HPL Benchmarking

Writeup on my first try on HPL Benchmarking

Posted Jun 1, 2026 Updated Jun 1, 2026

By Alan Ong

17 min read

HPL Benchmarking

1. Starting with AI

Being a complete beginner in this field, the only way I knew how to start was to follow AI’s instructions for the project. In this writeup, I will skip the process of setting up and connecting to NUS Compute Cluster, instead I will focus on what I did, learnt, and my takeaways from this small & fun project. Note that this writeup is not standard, nor does it follow competition structure. This is purely for my own understanding and ease of reading.

1.1. Hardware Reconnaissance

Goal: Mathematically derive the hardware constraints of the target CPU nodes (xcn) to calculate the Theoretical Peak Performance (Rpeak).

Steps Taken:

Requested an interactive node session via srun --partition=normal --pty bash -l
Executed lscpu to determine CPU architecture and core counts
Executed free -g to map physical memory limits

Hardware Profile (Single xcn Node): * Processors: 2x Intel Xeon E5-2620 v3 (Haswell) @ 2.40 GHz

Physical Cores: 12 (2 * 6) (Hyperthreading ignored to prevent cache contention)
Instruction Set: avx2 / fma (16 FLOPs per clock cycle)
RAM: 62 GB usable

Takeaway & Mathematical Target: The Rpeak for a single node is calculated as:

12 cores * 2.4 GHz * 16 FLOPs = 460.8 GFLOPS

1.2. Software Stack

Goal: Locate the MPI communicator and BLAS math engine required to orchestrate and execute the benchmark.

Steps Taken:

Attempted standard module avail commands, which failed.

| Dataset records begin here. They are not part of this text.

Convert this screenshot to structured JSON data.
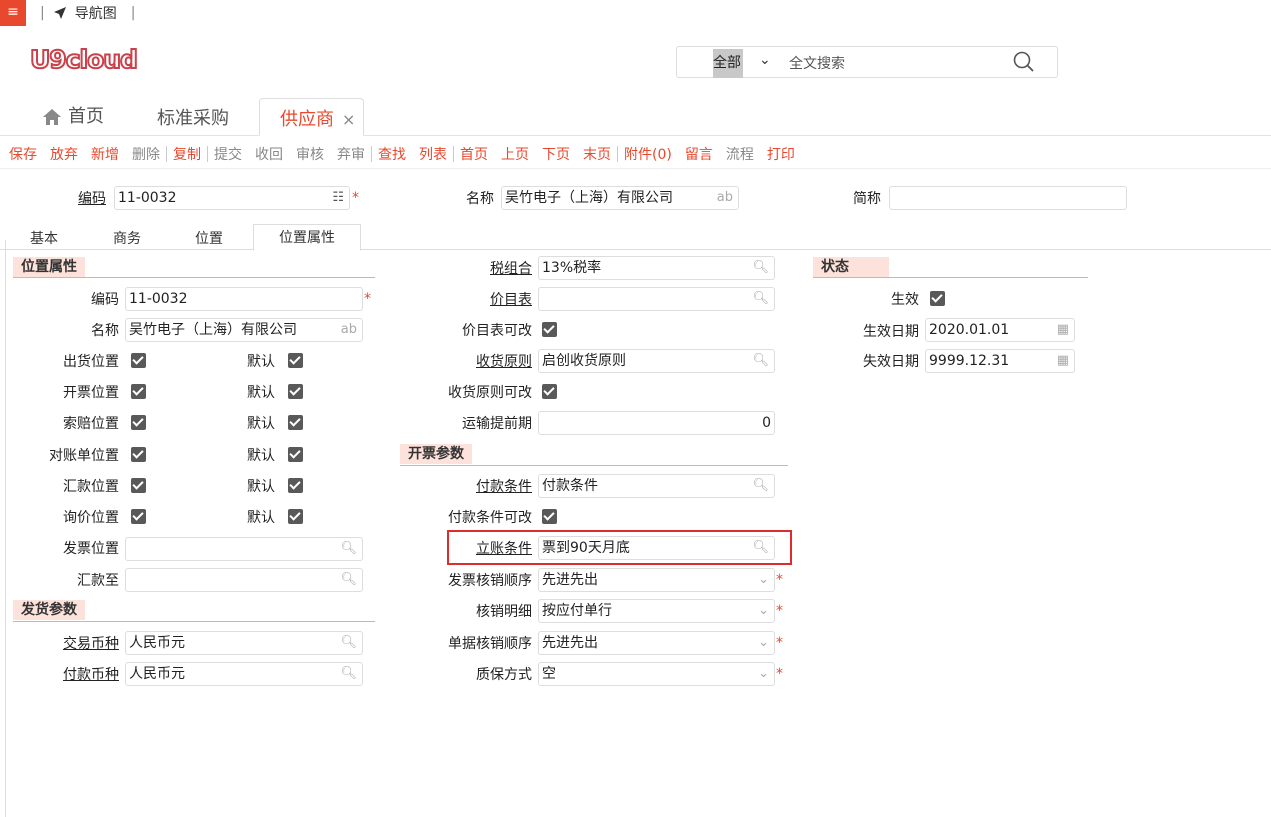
{
  "topbar": {
    "menu_glyph": "≡",
    "nav_label": "导航图"
  },
  "logo": "U9cloud",
  "search": {
    "scope": "全部",
    "placeholder": "全文搜索"
  },
  "tabs": {
    "home": "首页",
    "std": "标准采购",
    "active": "供应商",
    "close": "×"
  },
  "toolbar": [
    "保存",
    "放弃",
    "新增",
    "删除",
    "复制",
    "提交",
    "收回",
    "审核",
    "弃审",
    "查找",
    "列表",
    "首页",
    "上页",
    "下页",
    "末页",
    "附件(0)",
    "留言",
    "流程",
    "打印"
  ],
  "header": {
    "code_label": "编码",
    "code_value": "11-0032",
    "name_label": "名称",
    "name_value": "吴竹电子（上海）有限公司",
    "short_label": "简称",
    "short_value": ""
  },
  "subtabs": [
    "基本",
    "商务",
    "位置",
    "位置属性"
  ],
  "loc": {
    "section": "位置属性",
    "code_label": "编码",
    "code_value": "11-0032",
    "name_label": "名称",
    "name_value": "吴竹电子（上海）有限公司",
    "rows": [
      {
        "label": "出货位置",
        "default": "默认"
      },
      {
        "label": "开票位置",
        "default": "默认"
      },
      {
        "label": "索赔位置",
        "default": "默认"
      },
      {
        "label": "对账单位置",
        "default": "默认"
      },
      {
        "label": "汇款位置",
        "default": "默认"
      },
      {
        "label": "询价位置",
        "default": "默认"
      }
    ],
    "invoice_loc_label": "发票位置",
    "remit_to_label": "汇款至"
  },
  "ship": {
    "section": "发货参数",
    "currency_label": "交易币种",
    "currency_value": "人民币元",
    "pay_currency_label": "付款币种",
    "pay_currency_value": "人民币元"
  },
  "mid": {
    "tax_label": "税组合",
    "tax_value": "13%税率",
    "pricelist_label": "价目表",
    "pricelist_value": "",
    "pricelist_edit_label": "价目表可改",
    "receive_label": "收货原则",
    "receive_value": "启创收货原则",
    "receive_edit_label": "收货原则可改",
    "lead_label": "运输提前期",
    "lead_value": "0",
    "invoice_section": "开票参数",
    "payterm_label": "付款条件",
    "payterm_value": "付款条件",
    "payterm_edit_label": "付款条件可改",
    "account_label": "立账条件",
    "account_value": "票到90天月底",
    "inv_order_label": "发票核销顺序",
    "inv_order_value": "先进先出",
    "detail_label": "核销明细",
    "detail_value": "按应付单行",
    "doc_order_label": "单据核销顺序",
    "doc_order_value": "先进先出",
    "warranty_label": "质保方式",
    "warranty_value": "空"
  },
  "status": {
    "section": "状态",
    "effective_label": "生效",
    "eff_date_label": "生效日期",
    "eff_date_value": "2020.01.01",
    "exp_date_label": "失效日期",
    "exp_date_value": "9999.12.31"
  },
  "colors": {
    "accent": "#e8492e",
    "section_bg": "#fde2dc",
    "highlight": "#e02b2b"
  }
}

Sourced /etc/profile to initialize the environment
Discovered the cluster does not use isolated modules for base compute; software is installed globally
Executed which mpicc to locate the MPI compiler (/usr/bin/mpicc)
Executed ldconfig -p | grep -i -E "mkl|blas" to map installed math libraries

Obstacles Faced:

GPU vs. CPU Libraries: The system scan revealed highly optimized NVIDIA libraries (libcublas.so). However, as the constraints strictly forbid GPU usage, these had to be avoided.
Missing Intel MKL: The cluster lacked an architecture-specific Intel Math Kernel Library (MKL). The only viable CPU option was the generic, unoptimized Reference BLAS (/lib/x86_64-linux-gnu/libblas.so).

Takeaway: The lack of an optimized BLAS library established a severe performance bottleneck from the outset. Reference BLAS relies on generic arithmetic rather than leveraging the CPU’s advanced vector instructions (avx2).

1.3. Compilation

Goal: Compile the raw HPL source code (C/Fortran) directly on the target architecture to ensure hardware compatibility.

Step-by-Step:

Downloaded and extracted hpl-2.3.tar.gz
Duplicated a generic Linux configuration template (Make.Linux_PII_CBLAS) into Make.soc_cluster
Edited the configuration file:
- Cleared legacy MPdir paths, allowing the global mpicc compiler to handle MPI mapping automatically.
- Hardcoded the LAdir to point directly to the Reference BLAS location found in Partition 2.
- Swapped the standard gcc compiler for the mpicc wrapper.
Executed make arch=soc_cluster to build the xhpl binary.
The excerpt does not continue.